Allerdings rufen deutsche Übersetzungen vieler Serien bei mir Würgereiz hervor. Ich wurde schon als Snob bezeichnet, weil ich die englischen Originalfassungen von TV-Serien und Filmen bevorzuge, allerdings ist es auch einfach eine Frechheit, wie schlecht Synchrondrehbücher und -Casts zumeist sind. Ich frage mich immer, welche Menschen für die Übersetzung von Dialogen verantwortlich sind. Native Speaker oder ÜbersetzerInnen können es nicht sein angesichts der Tatsache, dass Begriffe wie „hot mustard“ mit „warmer Senf“, „chicks“ mit „Hühnchen“ (wie in How I met your Mother) oder „pointed statue“ mit „gepunktete Statue“ (wie in den Simpsons, diese Beispiele habe ich während der Nebenher-Berieselung mittels ORF aufgeschnappt) übersetzt wird. Gerade Comedy-Sendungen leben vom Wortwitz, wenn man das schon übersetzen muss, dann doch bitte mit etwas mehr Liebe zum Detail und Kreativität. Oder zumindest RICHTIG. Die deutsche Übersetzung von How I met your Mother war lange der Grund dafür, dass ich der Serie absolut nichts abgewinnen konnte. Als ich die damals existierenden 6-7 Staffeln auf Englisch in einem Rutsch durchgeschaut habe, fand ich es AWESOME. Soviel dazu. (Übrigens habe ich der Synchronfirma von How I met your Mother mal eine E-Mail geschrieben und sie auf ihre Unzulänglichkeiten hingewiesen. Allerdings habe ich nie eine Antwort erhalten, schade.)

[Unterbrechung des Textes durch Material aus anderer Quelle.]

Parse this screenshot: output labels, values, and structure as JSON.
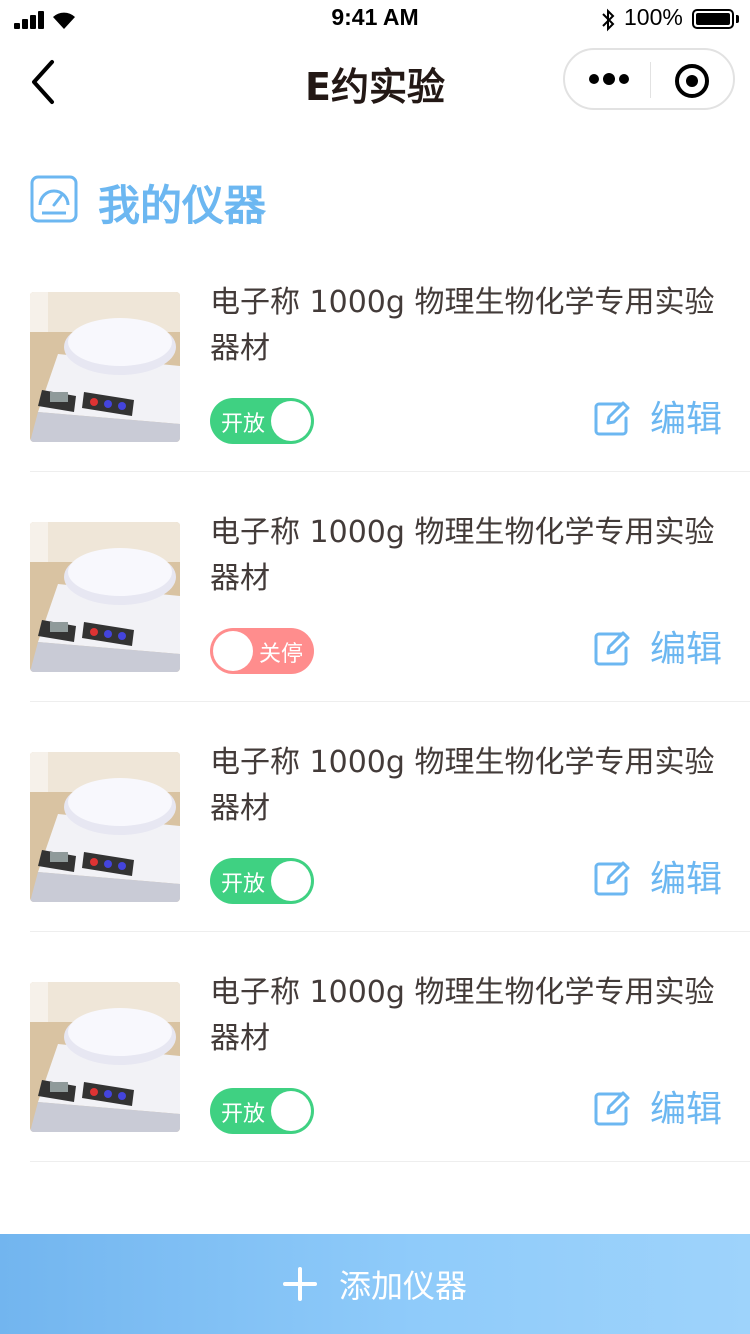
{
  "status_bar": {
    "time": "9:41 AM",
    "battery": "100%"
  },
  "nav": {
    "title": "E约实验"
  },
  "section": {
    "title": "我的仪器"
  },
  "instruments": [
    {
      "name": "电子称 1000g 物理生物化学专用实验器材",
      "status": "on",
      "toggle_label": "开放",
      "edit_label": "编辑"
    },
    {
      "name": "电子称 1000g 物理生物化学专用实验器材",
      "status": "off",
      "toggle_label": "关停",
      "edit_label": "编辑"
    },
    {
      "name": "电子称 1000g 物理生物化学专用实验器材",
      "status": "on",
      "toggle_label": "开放",
      "edit_label": "编辑"
    },
    {
      "name": "电子称 1000g 物理生物化学专用实验器材",
      "status": "on",
      "toggle_label": "开放",
      "edit_label": "编辑"
    }
  ],
  "footer": {
    "add_label": "添加仪器"
  },
  "colors": {
    "title": "#231815",
    "text": "#433b39",
    "accent": "#6cb7f1",
    "divider": "#eeeeee",
    "button": "#8fcbfa",
    "on": "#3fd182",
    "off": "#ff8d8d"
  },
  "icons": [
    "signal-icon",
    "wifi-icon",
    "bluetooth-icon",
    "battery-icon",
    "back-arrow-icon",
    "more-dots-icon",
    "target-icon",
    "gauge-icon",
    "edit-icon",
    "plus-icon"
  ]
}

Neben der beschissenen Übersetzung ist auch die Auswahl der SprecherInnen eine ausgemachte Frechheit. In meinem jugendlichen Leichtsinn hatte ich eigentlich immer angenommen, dass man Personen wählt, die zur Rolle (und damit zur Originalstimme) passen. Weit gefehlt! Ich als überaus großer True Blood-Fan habe es mal gewagt, fünf Minuten lang in die deutsche Fassung auf RTL 2 zu schalten: Da wird aus einer eigentlich durchaus humoristischen Serie tatsächlich HORROR. In Deutschland scheint es genau einen Sprecher für dunkelhäutige Männer zu geben. Auch wenn der piepsig und verdammt nochmal wie Turk aus Scrubs klingt – natürlich besetzt man ihn. Ich fände es so wunderbar, wenn deutsche TV-Sender dazu übergingen, den Zweikanal-Ton einzuführen. Als Kind schaute ich Ocean Girl, eine australische Serie, auf ZDF. Da ging das! Und beim ORF bei Scrubs auch! Also gibt es keine Ausreden!

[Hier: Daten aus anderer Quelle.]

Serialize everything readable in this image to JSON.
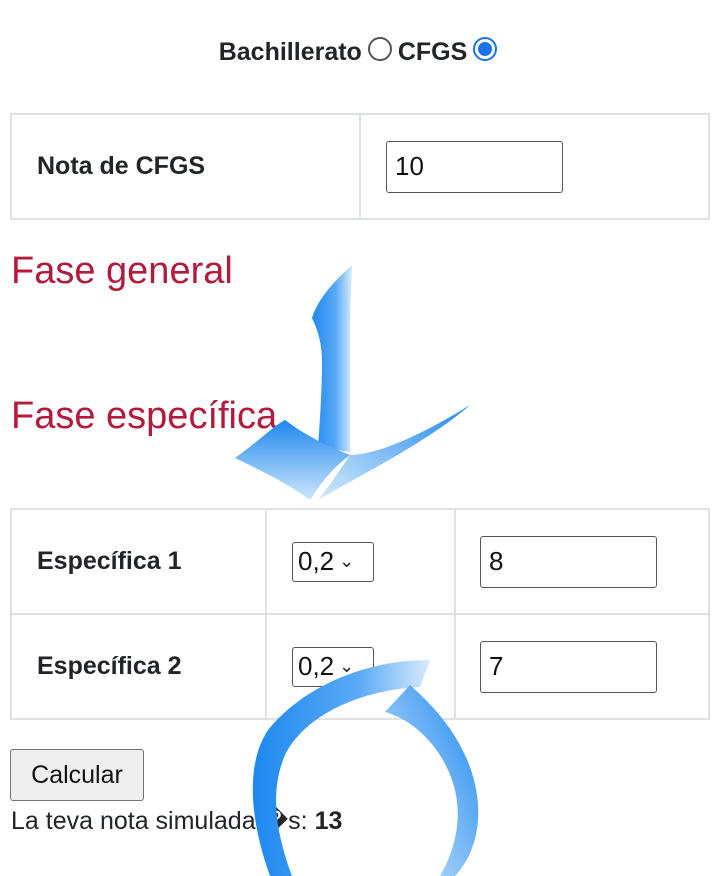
{
  "mode": {
    "option1_label": "Bachillerato",
    "option2_label": "CFGS",
    "selected": "CFGS"
  },
  "cfgs": {
    "label": "Nota de CFGS",
    "value": "10"
  },
  "headings": {
    "general": "Fase general",
    "specific": "Fase específica"
  },
  "specific_rows": [
    {
      "label": "Específica 1",
      "weight": "0,2",
      "grade": "8"
    },
    {
      "label": "Específica 2",
      "weight": "0,2",
      "grade": "7"
    }
  ],
  "calculate_label": "Calcular",
  "result": {
    "prefix": "La teva nota simulada �s:",
    "value": "13"
  },
  "colors": {
    "heading": "#b31b3c",
    "radio_accent": "#1a73e8",
    "annotation": "#1e88f0"
  }
}
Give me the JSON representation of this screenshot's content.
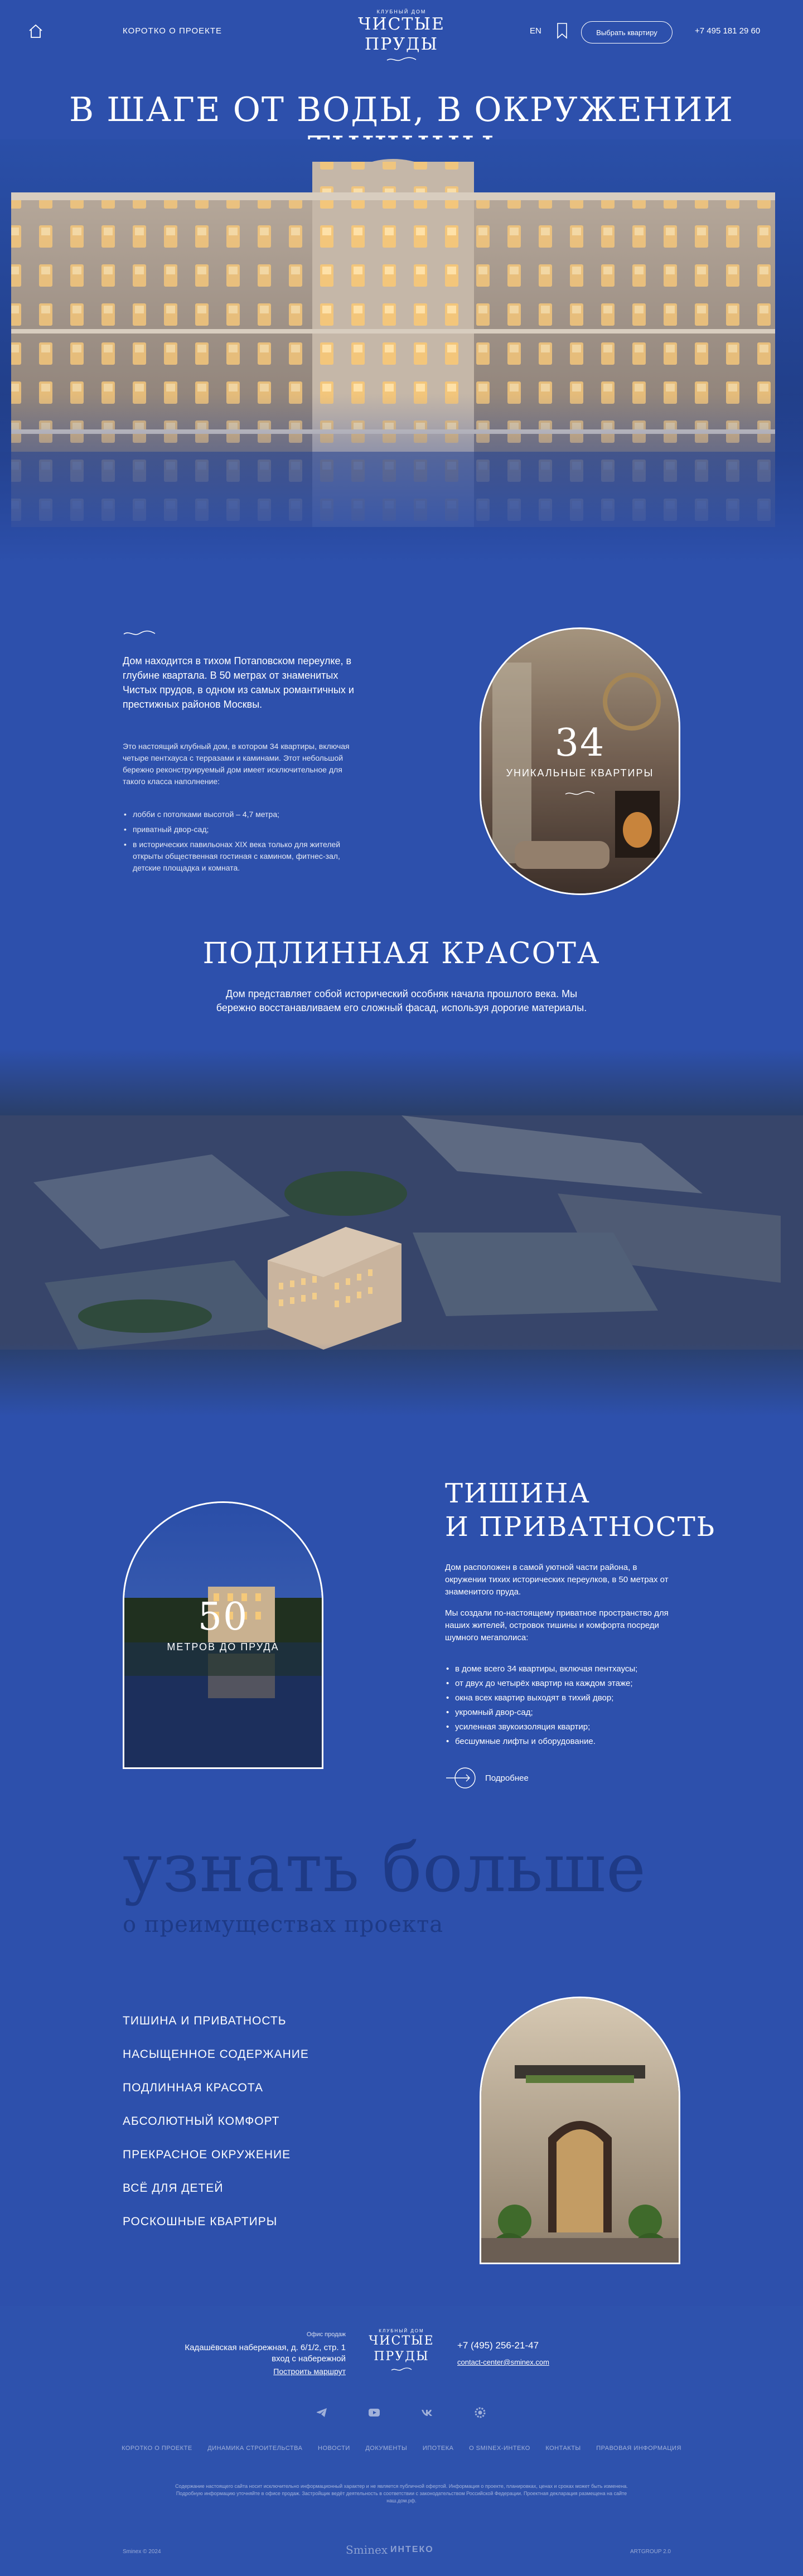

Speaking of Scrubs: Ich hatte es ja schon in meinem Artikel Schluss mit dem Zirkus angerissen: Es nervt mich wirklich, dass manche Serien zu Tode wiederholt werden, während andere, durchaus zeigenswerte Produktionen eben ins Spätprogramm verbannt oder gar nicht gezeigt werden. Es wundert mich, dass noch niemand bei Wetten Dass?! aufgetaucht ist, der sämtliche Folgen Two and a half men auswendig mitsprechen kann, weil er/sie neben den Hausaufgaben immer den Fernseher laufen lässt. Vielleicht mag es erstaunen, aber: Es gibt in den USA noch andere Comedy-Formate, die man nachmittags zeigen könnte. Und wenn man schon wiederholt, wieso nicht mal solche „Perlen“ wie Buffy oder Baywatch (OH ICH LIEBE BAYWATCH SO SEHR)? [Anmerkung: Man machte mich darauf aufmerksam, dass Buffy neben anderen Serien wie Emergency Room auf sixx wiederholt wird. Danke an Kristiner S.]

Aber eigentlich, ja eigentlich, geht es mir darum, dass es in Deutschland endlich die Möglichkeit gibt, amerikanische Serien on demand unmittelbar nach US-Sendetermin sehen zu können. Ich würde für die Folgen meiner Lieblingsserien liebend gerne zahlen, würde ich sie in guter Qualität (sehr) zeitnah zu sehen kriegen. Ich möchte mich nicht an Sendepläne des Fernsehens halten und mir diktieren lassen, dass ich meine Lieblingsserie um Punkt 21:15 schaue und nicht dann, wenn ich das gerne möchte. Verdammt.